Para ter direito, é necessário ser segurado do INSS e cumprir a carência mínima (em geral 12 meses). Os segurados que podem pedir:

  • Empregado CLT (contribuição descontada em folha)
  • Doméstico com carteira assinada
  • Contribuinte individual (autônomo, PJ que contribui voluntariamente)
  • MEI (que paga o DAS mensalmente)
  • Segurado especial (produtor rural, pescador artesanal)
  • Facultativo (dona de casa, estudante que contribui voluntariamente)

Importante: PJ que não contribui ao INSS não tem direito ao auxílio-doença. Para ter cobertura, o PJ precisa se inscrever como contribuinte individual e pagar mensalmente as contribuições.

Carência: quantas contribuições preciso ter?

A carência geral é de 12 meses de contribuição ao INSS antes do afastamento.

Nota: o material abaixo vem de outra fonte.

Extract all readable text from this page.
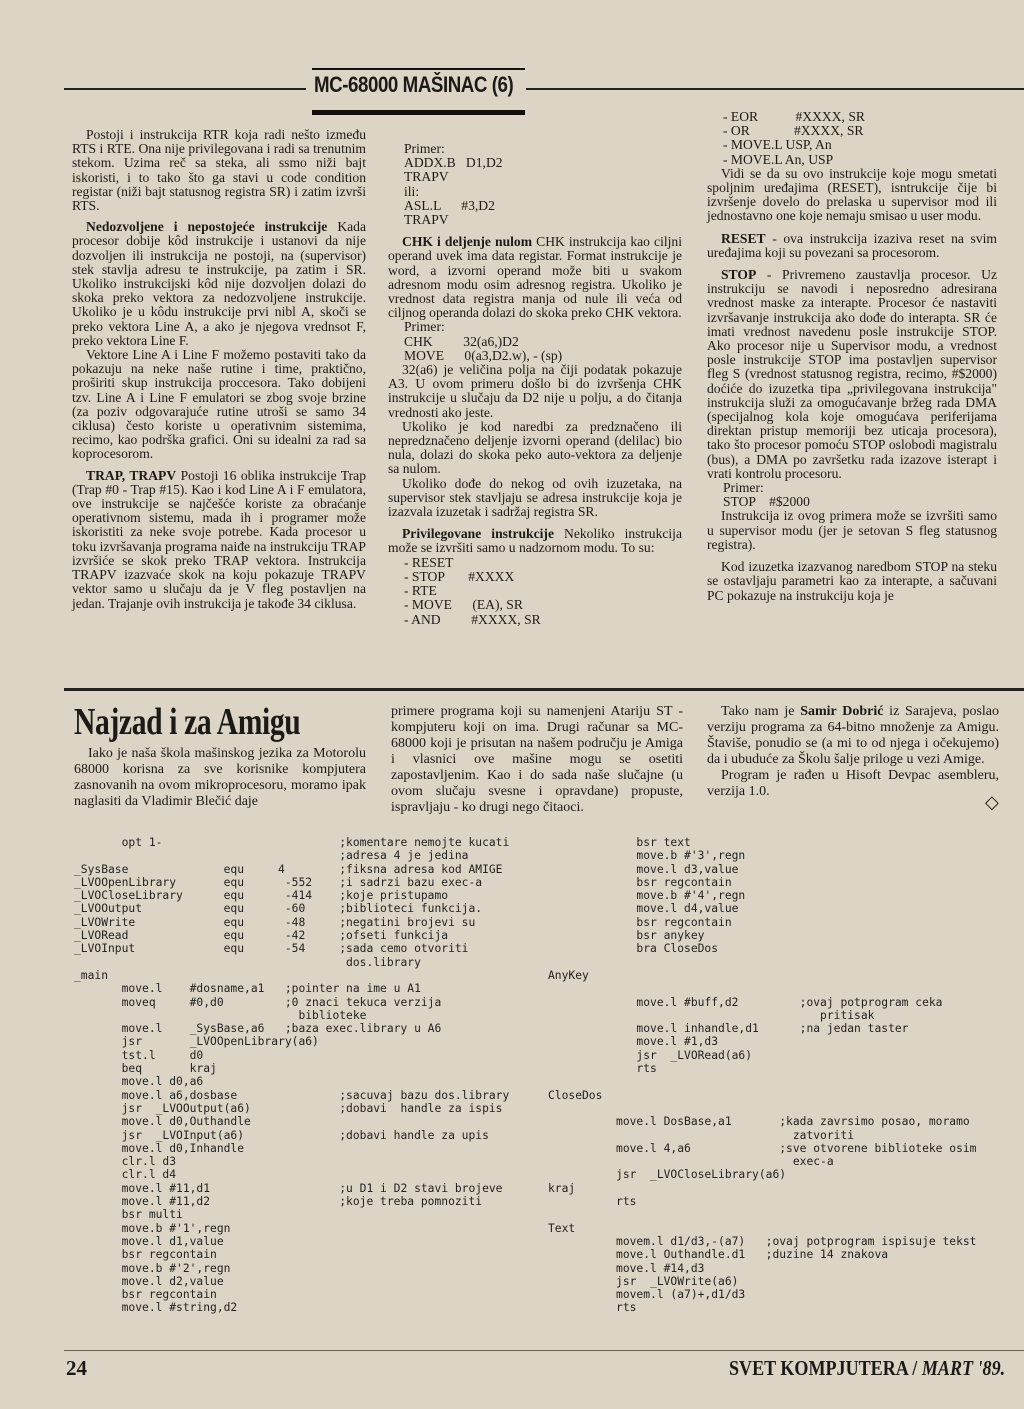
MC-68000 MAŠINAC (6)

Postoji i instrukcija RTR koja radi nešto između RTS i RTE. Ona nije privilegovana i radi sa trenutnim stekom. Uzima reč sa steka, ali ssmo niži bajt iskoristi, i to tako što ga stavi u code condition registar (niži bajt statusnog registra SR) i zatim izvrši RTS.

Nedozvoljene i nepostojeće instrukcije Kada procesor dobije kôd instrukcije i ustanovi da nije dozvoljen ili instrukcija ne postoji, na (supervisor) stek stavlja adresu te instrukcije, pa zatim i SR. Ukoliko instrukcijski kôd nije dozvoljen dolazi do skoka preko vektora za nedozvoljene instrukcije. Ukoliko je u kôdu instrukcije prvi nibl A, skoči se preko vektora Line A, a ako je njegova vrednsot F, preko vektora Line F.

Vektore Line A i Line F možemo postaviti tako da pokazuju na neke naše rutine i time, praktično, proširiti skup instrukcija proccesora. Tako dobijeni tzv. Line A i Line F emulatori se zbog svoje brzine (za poziv odgovarajuće rutine utroši se samo 34 ciklusa) često koriste u operativnim sistemima, recimo, kao podrška grafici. Oni su idealni za rad sa koprocesorom.

TRAP, TRAPV Postoji 16 oblika instrukcije Trap (Trap #0 - Trap #15). Kao i kod Line A i F emulatora, ove instrukcije se najčešće koriste za obraćanje operativnom sistemu, mada ih i programer može iskoristiti za neke svoje potrebe. Kada procesor u toku izvršavanja programa naiđe na instrukciju TRAP izvršiće se skok preko TRAP vektora. Instrukcija TRAPV izazvaće skok na koju pokazuje TRAPV vektor samo u slučaju da je V fleg postavljen na jedan. Trajanje ovih instrukcija je takođe 34 ciklusa.

Primer:
ADDX.B   D1,D2
TRAPV
ili:
ASL.L      #3,D2
TRAPV

CHK i deljenje nulom CHK instrukcija kao ciljni operand uvek ima data registar. Format instrukcije je word, a izvorni operand može biti u svakom adresnom modu osim adresnog registra. Ukoliko je vrednost data registra manja od nule ili veća od ciljnog operanda dolazi do skoka preko CHK vektora.

Primer:
CHK         32(a6,)D2
MOVE      0(a3,D2.w), - (sp)

32(a6) je veličina polja na čiji podatak pokazuje A3. U ovom primeru došlo bi do izvršenja CHK instrukcije u slučaju da D2 nije u polju, a do čitanja vrednosti ako jeste.

Ukoliko je kod naredbi za predznačeno ili nepredznačeno deljenje izvorni operand (delilac) bio nula, dolazi do skoka peko auto-vektora za deljenje sa nulom.

Ukoliko dođe do nekog od ovih izuzetaka, na supervisor stek stavljaju se adresa instrukcije koja je izazvala izuzetak i sadržaj registra SR.

Privilegovane instrukcije Nekoliko instrukcija može se izvršiti samo u nadzornom modu. To su:

- RESET
- STOP       #XXXX
- RTE
- MOVE      (EA), SR
- AND         #XXXX, SR
- EOR           #XXXX, SR
- OR             #XXXX, SR
- MOVE.L USP, An
- MOVE.L An, USP

Vidi se da su ovo instrukcije koje mogu smetati spoljnim uređajima (RESET), isntrukcije čije bi izvršenje dovelo do prelaska u supervisor mod ili jednostavno one koje nemaju smisao u user modu.

RESET - ova instrukcija izaziva reset na svim uređajima koji su povezani sa procesorom.

STOP - Privremeno zaustavlja procesor. Uz instrukciju se navodi i neposredno adresirana vrednost maske za interapte. Procesor će nastaviti izvršavanje instrukcija ako dođe do interapta. SR će imati vrednost navedenu posle instrukcije STOP. Ako procesor nije u Supervisor modu, a vrednost posle instrukcije STOP ima postavljen supervisor fleg S (vrednost statusnog registra, recimo, #$2000) doćiće do izuzetka tipa „privilegovana instrukcija" instrukcija služi za omogućavanje bržeg rada DMA (specijalnog kola koje omogućava periferijama direktan pristup memoriji bez uticaja procesora), tako što procesor pomoću STOP oslobodi magistralu (bus), a DMA po završetku rada izazove isterapt i vrati kontrolu procesoru.

Primer:
STOP    #$2000

Instrukcija iz ovog primera može se izvršiti samo u supervisor modu (jer je setovan S fleg statusnog registra).

Kod izuzetka izazvanog naredbom STOP na steku se ostavljaju parametri kao za interapte, a sačuvani PC pokazuje na instrukciju koja je

Najzad i za Amigu

Iako je naša škola mašinskog jezika za Motorolu 68000 korisna za sve korisnike kompjutera zasnovanih na ovom mikroprocesoru, moramo ipak naglasiti da Vladimir Blečić daje

primere programa koji su namenjeni Atariju ST - kompjuteru koji on ima. Drugi računar sa MC-68000 koji je prisutan na našem području je Amiga i vlasnici ove mašine mogu se osetiti zapostavljenim. Kao i do sada naše slučajne (u ovom slučaju svesne i opravdane) propuste, ispravljaju - ko drugi nego čitaoci.

Tako nam je Samir Dobrić iz Sarajeva, poslao verziju programa za 64-bitno množenje za Amigu. Štaviše, ponudio se (a mi to od njega i očekujemo) da i ubuduće za Školu šalje priloge u vezi Amige.

Program je rađen u Hisoft Devpac asembleru, verzija 1.0.

◇
opt 1-                          ;komentare nemojte kucati
;adresa 4 je jedina
_SysBase              equ     4        ;fiksna adresa kod AMIGE
_LVOOpenLibrary       equ      -552    ;i sadrzi bazu exec-a
_LVOCloseLibrary      equ      -414    ;koje pristupamo
_LVOOutput            equ      -60     ;biblioteci funkcija.
_LVOWrite             equ      -48     ;negatini brojevi su
_LVORead              equ      -42     ;ofseti funkcija
_LVOInput             equ      -54     ;sada cemo otvoriti
dos.library
_main
move.l    #dosname,a1   ;pointer na ime u A1
moveq     #0,d0         ;0 znaci tekuca verzija
biblioteke
move.l    _SysBase,a6   ;baza exec.library u A6
jsr       _LVOOpenLibrary(a6)
tst.l     d0
beq       kraj
move.l d0,a6
move.l a6,dosbase               ;sacuvaj bazu dos.library
jsr  _LVOOutput(a6)             ;dobavi  handle za ispis
move.l d0,Outhandle
jsr  _LVOInput(a6)              ;dobavi handle za upis
move.l d0,Inhandle
clr.l d3
clr.l d4
move.l #11,d1                   ;u D1 i D2 stavi brojeve
move.l #11,d2                   ;koje treba pomnoziti
bsr multi
move.b #'1',regn
move.l d1,value
bsr regcontain
move.b #'2',regn
move.l d2,value
bsr regcontain
move.l #string,d2
bsr text
move.b #'3',regn
move.l d3,value
bsr regcontain
move.b #'4',regn
move.l d4,value
bsr regcontain
bsr anykey
bra CloseDos

AnyKey

move.l #buff,d2         ;ovaj potprogram ceka
pritisak
move.l inhandle,d1      ;na jedan taster
move.l #1,d3
jsr  _LVORead(a6)
rts

CloseDos

move.l DosBase,a1       ;kada zavrsimo posao, moramo
zatvoriti
move.l 4,a6             ;sve otvorene biblioteke osim
exec-a
jsr  _LVOCloseLibrary(a6)
kraj
rts

Text
movem.l d1/d3,-(a7)   ;ovaj potprogram ispisuje tekst
move.l Outhandle.d1   ;duzine 14 znakova
move.l #14,d3
jsr  _LVOWrite(a6)
movem.l (a7)+,d1/d3
rts
24	SVET KOMPJUTERA / MART '89.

Mas há exceções importantes:

SituaçãoCarência exigida
Doença comum (gripe, fratura, cirurgia eletiva etc.)12 meses de contribuição
Acidente de qualquer natureza (trabalho ou não)Zero — isento de carência
Doenças graves (lista específica do INSS)Zero — isento de carência

Doenças com isenção de carência (art. 26, II, Lei 8.213/1991): tuberculose ativa, hanseníase, alienação mental, neoplasia maligna (câncer), cegueira, paralisia irreversível, cardiopatia grave, HIV, hepatopatia grave, nefropatia grave, doença de Parkinson, espondiloartrose anquilosante, esclerose múltipla e outras listadas em portaria.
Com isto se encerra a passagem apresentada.